Hepatitis delta is an RNA virus that spreads by infecting people already infected with the hepatitis B virus. This dual infection affects 15 to 25 million people worldwide. HDV exacerbates the progression of chronic hepatitis B, accelerating the process of cirrhosis and the development of hepatocellular carcinoma. Despite its identification in 1970, this delta virus remains an enigma because its origin has not been identified and its geographic distribution does not overlap with that of hepatitis B. The hepatitis delta virus is found primarily, but not exclusively, in peri-equatorial regions of Africa, South America, and the Pacific. Furthermore, fulminant hepatitis epidemics linked to a variant called “HDV3” have been observed in the Amazon since the 1930s, decimating the most affected Indigenous communities. Currently, fulminant hepatitis continues to claim victims in the Amazon, and hepatitis delta remains a significant public health problem, even though widespread hepatitis B vaccination appears to be leading to a decline in the disease.
This project aims to deepen our understanding of hepatitis delta in the Amazon region and surrounding areas by reviewing past epidemics and their contexts of emergence from the first cases in the 1930s to the present day, and more specifically, the fulminant forms linked to “HDV3”; and, secondly, to provide an overview of the current situation of hepatitis delta in the Amazon and surrounding areas. We are proposing a multidisciplinary and international project on delta hepatitis in the Amazon basin and its surrounding areas, bringing together France, Brazil, Venezuela, and Peru, and combining virological, epidemiological, and ethno-historical approaches in an original way.

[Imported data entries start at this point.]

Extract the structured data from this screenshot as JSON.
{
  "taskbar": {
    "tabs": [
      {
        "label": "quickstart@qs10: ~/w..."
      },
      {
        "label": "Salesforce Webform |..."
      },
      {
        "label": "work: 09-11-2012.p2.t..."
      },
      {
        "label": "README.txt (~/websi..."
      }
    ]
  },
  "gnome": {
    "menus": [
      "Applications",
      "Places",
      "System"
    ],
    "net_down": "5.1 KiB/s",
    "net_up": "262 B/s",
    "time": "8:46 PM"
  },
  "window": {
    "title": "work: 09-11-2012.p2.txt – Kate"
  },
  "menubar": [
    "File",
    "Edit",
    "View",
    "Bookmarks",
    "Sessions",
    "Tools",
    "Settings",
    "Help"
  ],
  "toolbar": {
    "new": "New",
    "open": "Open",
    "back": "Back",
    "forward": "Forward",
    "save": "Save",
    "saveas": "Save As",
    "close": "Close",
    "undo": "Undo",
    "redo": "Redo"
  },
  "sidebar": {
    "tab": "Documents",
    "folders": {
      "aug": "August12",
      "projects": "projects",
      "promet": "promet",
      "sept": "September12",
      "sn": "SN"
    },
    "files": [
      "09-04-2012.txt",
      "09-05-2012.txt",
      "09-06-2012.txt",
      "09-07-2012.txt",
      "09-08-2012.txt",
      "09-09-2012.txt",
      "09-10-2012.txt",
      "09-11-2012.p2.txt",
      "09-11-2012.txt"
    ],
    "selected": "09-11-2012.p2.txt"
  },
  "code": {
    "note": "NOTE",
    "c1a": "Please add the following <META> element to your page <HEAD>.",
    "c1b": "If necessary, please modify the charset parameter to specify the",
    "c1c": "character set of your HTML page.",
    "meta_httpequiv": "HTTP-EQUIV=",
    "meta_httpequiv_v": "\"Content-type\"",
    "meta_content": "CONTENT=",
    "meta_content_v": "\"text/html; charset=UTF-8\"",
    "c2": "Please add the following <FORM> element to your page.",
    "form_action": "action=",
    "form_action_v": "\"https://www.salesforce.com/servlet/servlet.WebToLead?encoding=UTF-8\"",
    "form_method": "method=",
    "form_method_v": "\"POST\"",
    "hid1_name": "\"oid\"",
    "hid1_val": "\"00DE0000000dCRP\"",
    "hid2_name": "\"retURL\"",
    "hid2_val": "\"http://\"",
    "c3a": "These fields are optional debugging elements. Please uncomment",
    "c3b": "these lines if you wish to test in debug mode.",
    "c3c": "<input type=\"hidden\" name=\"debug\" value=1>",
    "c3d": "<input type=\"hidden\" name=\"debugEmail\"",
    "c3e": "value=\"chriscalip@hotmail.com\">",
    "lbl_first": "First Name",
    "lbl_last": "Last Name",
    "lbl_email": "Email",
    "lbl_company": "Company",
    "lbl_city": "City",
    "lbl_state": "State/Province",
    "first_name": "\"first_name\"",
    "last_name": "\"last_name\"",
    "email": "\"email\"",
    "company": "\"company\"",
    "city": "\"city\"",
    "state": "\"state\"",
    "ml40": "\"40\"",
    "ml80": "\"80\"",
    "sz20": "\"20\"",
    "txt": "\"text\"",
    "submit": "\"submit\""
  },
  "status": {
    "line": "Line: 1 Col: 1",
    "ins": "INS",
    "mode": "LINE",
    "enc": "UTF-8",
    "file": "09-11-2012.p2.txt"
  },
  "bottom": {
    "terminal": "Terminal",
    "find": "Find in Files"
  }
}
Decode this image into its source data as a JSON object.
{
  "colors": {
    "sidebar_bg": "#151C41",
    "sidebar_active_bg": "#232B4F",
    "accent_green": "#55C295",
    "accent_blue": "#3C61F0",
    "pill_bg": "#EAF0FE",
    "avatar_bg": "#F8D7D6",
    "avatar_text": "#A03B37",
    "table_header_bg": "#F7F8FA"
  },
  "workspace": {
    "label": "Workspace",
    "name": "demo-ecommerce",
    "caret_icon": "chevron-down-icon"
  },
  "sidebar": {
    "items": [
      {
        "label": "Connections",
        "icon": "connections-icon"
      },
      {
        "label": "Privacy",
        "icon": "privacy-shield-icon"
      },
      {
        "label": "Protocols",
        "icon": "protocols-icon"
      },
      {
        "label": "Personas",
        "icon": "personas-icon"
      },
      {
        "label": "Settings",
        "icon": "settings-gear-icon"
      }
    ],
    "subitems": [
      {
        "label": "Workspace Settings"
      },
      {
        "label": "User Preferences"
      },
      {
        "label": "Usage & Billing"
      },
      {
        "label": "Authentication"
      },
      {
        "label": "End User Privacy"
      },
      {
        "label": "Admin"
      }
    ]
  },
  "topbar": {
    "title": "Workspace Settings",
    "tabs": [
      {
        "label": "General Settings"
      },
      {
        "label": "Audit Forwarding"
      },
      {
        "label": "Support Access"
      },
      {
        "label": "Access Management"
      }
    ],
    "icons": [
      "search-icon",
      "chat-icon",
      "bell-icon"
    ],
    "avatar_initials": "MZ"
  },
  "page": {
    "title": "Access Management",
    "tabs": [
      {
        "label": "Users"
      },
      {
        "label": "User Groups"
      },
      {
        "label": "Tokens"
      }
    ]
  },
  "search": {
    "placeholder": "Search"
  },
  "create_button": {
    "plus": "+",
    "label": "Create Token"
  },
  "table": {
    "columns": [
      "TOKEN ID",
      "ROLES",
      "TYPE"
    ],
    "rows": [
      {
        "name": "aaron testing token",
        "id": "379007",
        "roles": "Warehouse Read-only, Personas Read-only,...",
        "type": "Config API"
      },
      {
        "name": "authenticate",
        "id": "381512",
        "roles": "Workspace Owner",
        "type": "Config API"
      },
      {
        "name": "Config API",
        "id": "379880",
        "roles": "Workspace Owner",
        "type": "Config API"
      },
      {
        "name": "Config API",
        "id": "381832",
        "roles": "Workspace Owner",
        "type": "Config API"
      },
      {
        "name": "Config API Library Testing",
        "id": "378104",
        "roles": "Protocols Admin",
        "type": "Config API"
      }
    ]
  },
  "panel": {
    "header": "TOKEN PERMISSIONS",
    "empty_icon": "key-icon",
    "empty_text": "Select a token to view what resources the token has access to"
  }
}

To explore these hypotheses, we will seek to reconstruct the history of fulminant hepatitis epidemics that occurred in the Amazon between the 1930s and 1990s: the temporal and spatial contexts of the emergence of these specific viral strains within the Amazonian equatorial forest and plantation ecosystems in the colonial and postcolonial context. This will be achieved, firstly, through a geographical approach characterizing the landscapes and territories of the delta hepatitis epidemics; and secondly, through the intersection of historical approaches to the epidemics and the study of both ancient and recent viral strains. The second part of the project will consist of evaluating the detection of hepatitis delta on different subpopulations, particularly in urban contexts and following the generalization of vaccination against hepatitis B.